Financial crisis on Padmanabhaswamy Trust? Court claims not to share expenses from donations!

The Shri Padmanabhaswamy Temple in Kerala is in dire financial straits, its governing body has pointed out to the Supreme Court. Donations from devotees are also not enough to help the temple recover from the financial crisis, he said. The Padmanabhaswamy Temple is run by the Travancore dynasty. Meanwhile, the Administrative Committee has now asked the Supreme Court to conduct an audit of the trust related to the temple.

Senior counsel R Basant, who was present on behalf of the committee, directed Justice U. U.S. Lalit, Justice S. Ravindra Bhat and Justice Bela M Trivedi told the bench that all the temples in Kerala are closed and the monthly cost of the temple is Rs 1.25 crore. So we rarely get Rs 60-70 lakh. So we have requested some guidelines. This time, Basant also said, “Currently, the temple is under huge financial strain. We can’t work in that position. ”

Trust should contribute for temple expenses!

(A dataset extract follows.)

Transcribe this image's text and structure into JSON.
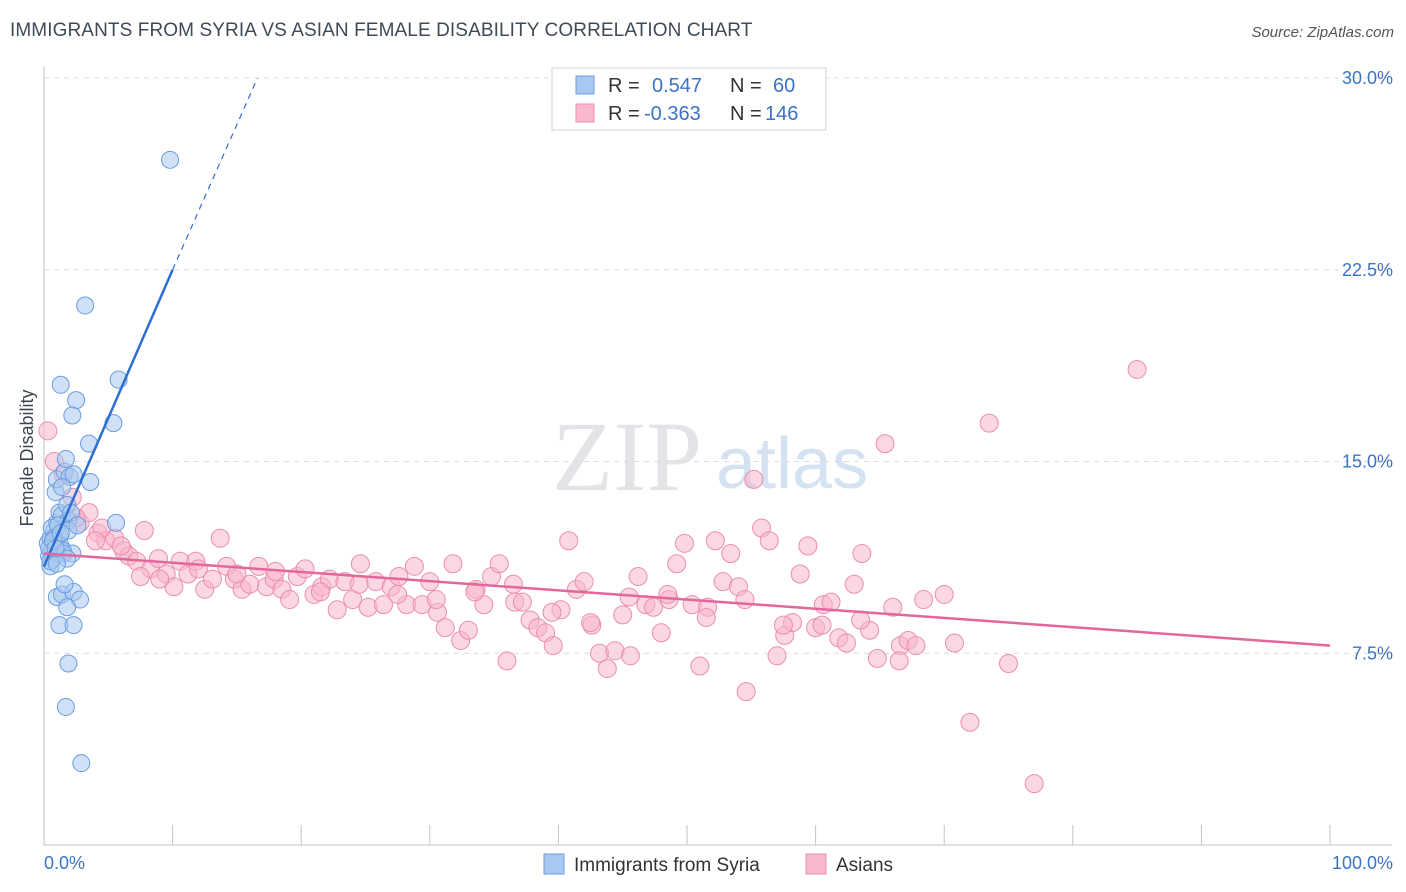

Basant told the bench that the trust was set up on a court order. Therefore, he should contribute to the temple. The trust’s senior lawyer, Arvind Datar, argued that it was a public trust set up by the royal family. He has no role in the administration. It was mentioned before the Supreme Court only after Amicus Curiae demanded an audit of the trust’s accounts. Datar said it does not need to be audited, as it is separate from the temple.

Supreme Court quashes Kerala High Court decision

The court had reserved its order after completing the hearing on an application seeking exemption from last year’s order to audit the Shri Padmanabhaswamy Temple Trust for 25 years. Earlier, the apex court had quashed the Kerala High Court’s 2011 order. In the Kerala High Court order, the state government was asked to set up a trust to manage the historic temple and control the properties.

Court orders audit

Considered one of the richest temples in the country, the Supreme Court had upheld the rights of the Travancore dynasty. At the suggestion of Amicus Curiae and senior counsel Gopal Subramaniam, the court had directed the governing body to audit the income and expenditure of the temple for the last 25 years.